Provence ! En lisant ce nom on pense surtout au
bas-pays, Aix, Arles, Avignon, assemblage coloré de villes (« avec ses
maisons fardées » disait Giono),
de plaines et de collines brûlées
par le soleil et fouettées par le vent. On pense moins à la partie
montagneuse qui couvre presque la moitié de la province et appartient
autant au monde alpin que méditerranéen. C’est elle, avec son
aristocratie plébéienne et ses montagnes bleutées, que je veux évoquer.

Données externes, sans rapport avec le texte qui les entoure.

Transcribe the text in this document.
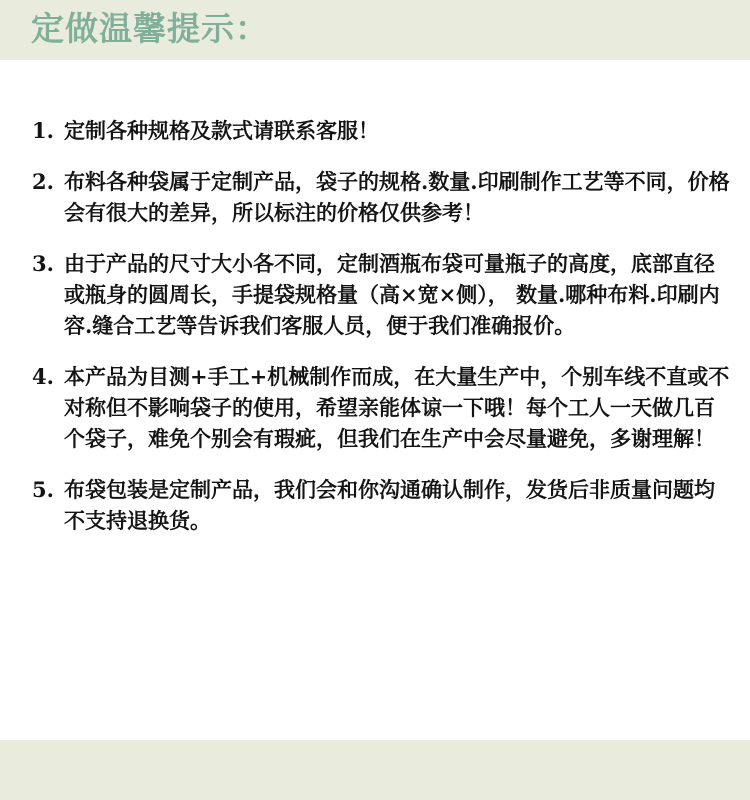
定做温馨提示：
1. 定制各种规格及款式请联系客服！

2. 布料各种袋属于定制产品，袋子的规格.数量.印刷制作工艺等不同，价格会有很大的差异，所以标注的价格仅供参考！

3. 由于产品的尺寸大小各不同，定制酒瓶布袋可量瓶子的高度，底部直径或瓶身的圆周长，手提袋规格量（高×宽×侧）， 数量.哪种布料.印刷内容.缝合工艺等告诉我们客服人员，便于我们准确报价。

4. 本产品为目测+手工+机械制作而成，在大量生产中，个别车线不直或不对称但不影响袋子的使用，希望亲能体谅一下哦！每个工人一天做几百个袋子，难免个别会有瑕疵，但我们在生产中会尽量避免，多谢理解！

5. 布袋包装是定制产品，我们会和你沟通确认制作，发货后非质量问题均不支持退换货。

La Haute-Provence c’est beaucoup de cœur et
de solitude; seuls les hommes et les femmes qui avaient de l’un et
aimaient l’autre ont pu y survivre.
La vie est saine et pleine d’air
pur, mais la terre est maigre et il faut péniblement planter pour peu en
attendre : quelques céréales,
un peu de fruits (prunes, pommes)
quand le gel tardif de printemps le permet ; l’olivier y atteint
vite ses limites septentrionales,
juste avant la vigne… et les cigales.
Il n’y a dans ces montagnes que le bruit du vent, le bruit des arbres,
la vie des bêtes,
la vie du ciel et parfois le passage des hommes
silencieux. L’animal roi est le mouton mais, bien souvent, c’est la chèvre
qui est reine… avec les abeilles.
La faune sauvage, sangliers,
chevreuils et même récemment chamois s’approprient les espaces désertés
par les paysans ; dans les airs l’aigle de Bonelli
depuis toujours
et les vautours, réintroduits depuis peu, observent ces lentes évolutions.
Le « sport national » est la chasse, alternative dérisoire de
l’ennui.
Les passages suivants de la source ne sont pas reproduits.